No debe ser nada fácil llevar las sandalias del pescador. El legado que Cristo dejó a los miembros de su Iglesia pasa por caminar por la vida con humildad, como humilde fue el origen de los apóstoles, que primero pescaron peces y luego se hicieron pescadores de hombres.
Poco tiene que ver ahora aquel sencillo origen de Pedro con el lujo y la riqueza de nuestra Iglesia de hoy en día. El particular retrato que hizo Anthony Queen de la vida de un Papa pone en evidencia todo ésto. Desde su investidura, en la que se puede ver el complicado y bello ritual que se sigue, hasta su nueva vida en el Vaticano. Se cuenta también su modesta procedencia y su juventud tan difícil, en la Europa de entreguerras, algo que tiene en común con nuestro Papa actual.
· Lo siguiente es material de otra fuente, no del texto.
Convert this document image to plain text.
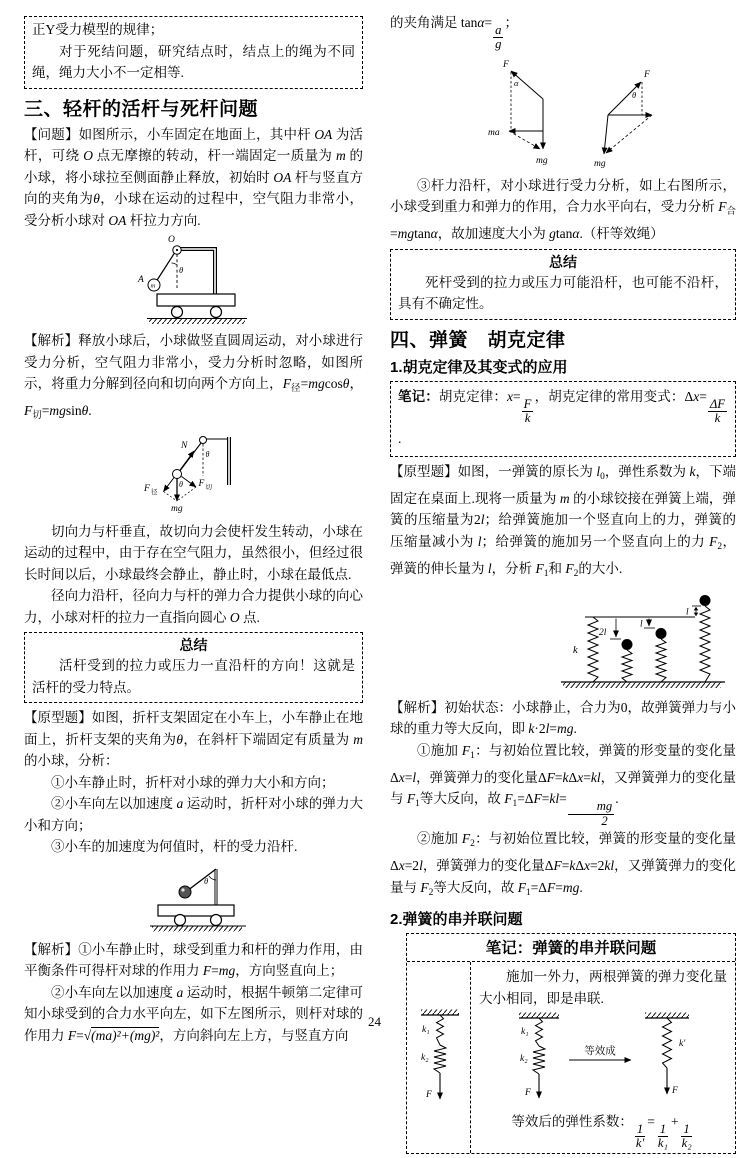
正Y受力模型的规律；

对于死结问题，研究结点时，结点上的绳为不同绳，绳力大小不一定相等.

三、轻杆的活杆与死杆问题

【问题】如图所示，小车固定在地面上，其中杆 OA 为活杆，可绕 O 点无摩擦的转动，杆一端固定一质量为 m 的小球，将小球拉至侧面静止释放，初始时 OA 杆与竖直方向的夹角为θ，小球在运动的过程中，空气阻力非常小，受分析小球对 OA 杆拉力方向.

O
A
m
θ

【解析】释放小球后，小球做竖直圆周运动，对小球进行受力分析，空气阻力非常小，受力分析时忽略，如图所示，将重力分解到径向和切向两个方向上，$F_径=mgcos\theta$，$F_切=mgsin\theta$.

N
θ
F 径
F 切
θ
mg

切向力与杆垂直，故切向力会使杆发生转动，小球在运动的过程中，由于存在空气阻力，虽然很小，但经过很长时间以后，小球最终会静止，静止时，小球在最低点.

径向力沿杆，径向力与杆的弹力合力提供小球的向心力，小球对杆的拉力一直指向圆心 O 点.

总结

活杆受到的拉力或压力一直沿杆的方向！这就是活杆的受力特点。

【原型题】如图，折杆支架固定在小车上，小车静止在地面上，折杆支架的夹角为θ，在斜杆下端固定有质量为 m 的小球，分析：

①小车静止时，折杆对小球的弹力大小和方向；

②小车向左以加速度 a 运动时，折杆对小球的弹力大小和方向；

③小车的加速度为何值时，杆的受力沿杆.

θ

【解析】①小车静止时，球受到重力和杆的弹力作用，由平衡条件可得杆对球的作用力 F=mg，方向竖直向上；

②小车向左以加速度 a 运动时，根据牛顿第二定律可知小球受到的合力水平向左，如下左图所示，则杆对球的作用力 F=√(ma)²+(mg)²，方向斜向左上方，与竖直方向

的夹角满足 tanα=
$\frac{a}{g}$
；

F
α
ma
mg
F
θ
mg

③杆力沿杆，对小球进行受力分析，如上右图所示，小球受到重力和弹力的作用，合力水平向右，受力分析 $F_合=mgtan\alpha$，故加速度大小为 gtanα.（杆等效绳）

总结

死杆受到的拉力或压力可能沿杆，也可能不沿杆，具有不确定性。

四、弹簧　胡克定律
1.胡克定律及其变式的应用

笔记：胡克定律：x=
$\frac{F}{k}$
，胡克定律的常用变式：Δx=
$\frac{\Delta F}{k}$
.

【原型题】如图，一弹簧的原长为 $l_0$，弹性系数为 k，下端固定在桌面上.现将一质量为 m 的小球铰接在弹簧上端，弹簧的压缩量为2l；给弹簧施加一个竖直向上的力，弹簧的压缩量减小为 l；给弹簧的施加另一个竖直向上的力 $F_2$，弹簧的伸长量为 l，分析 $F_1$和 $F_2$的大小.

k
2l
l
l

【解析】初始状态：小球静止，合力为0，故弹簧弹力与小球的重力等大反向，即 k·2l=mg.

①施加 $F_1$：与初始位置比较，弹簧的形变量的变化量Δx=l，弹簧弹力的变化量ΔF=kΔx=kl，又弹簧弹力的变化量与 $F_1$等大反向，故 $F_1=\Delta F=kl=$
$\frac{mg}{2}$
.

②施加 $F_2$：与初始位置比较，弹簧的形变量的变化量Δx=2l，弹簧弹力的变化量ΔF=kΔx=2kl，又弹簧弹力的变化量与 $F_2$等大反向，故 $F_1=\Delta F=mg$.

2.弹簧的串并联问题
笔记：弹簧的串并联问题
k₁
k₂
F

施加一外力，两根弹簧的弹力变化量大小相同，即是串联.

k₁
k₂
F
等效成
k′
F
等效后的弹性系数：
$\frac{1}{k'}$
=
$\frac{1}{\text{k₁}}$
+
$\frac{1}{\text{k₂}}$
24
El Papa que interpretó Queen es un hombre que, pese a aceptar remiso el nombramiento que se le hace, muy en contra de su voluntad y casi avergonzado al principio, no renuncia sin embargo a su propia manera de ver las cosas y de actuar. Así, cuando por fin es investido, se quita la corona y anuncia desde el balcón a los fieles que le apoyan y vitorean que donará el oro de las arcas vaticanas y las piedras preciosas que adornan su tiara pontificia para sustento de los más necesitados, ante la sorpresa de todos. Al principio hace el anuncio temeroso, porque le asusta el rechazo que suele seguir a cualquier intento de innovación, cuando se quieren cambiar costumbres arraigadas durante siglos, pero es finalmente apoyado por todos, conmovidos por su generosidad, su valor, su sencillez y su fe. El Papa Pablo VI fue el primero que rechazó llevar la tiara pontificia o también llamada triple coronal papal, por representar los poderes terrenales. Hoy cada Papa decide si se corona o no.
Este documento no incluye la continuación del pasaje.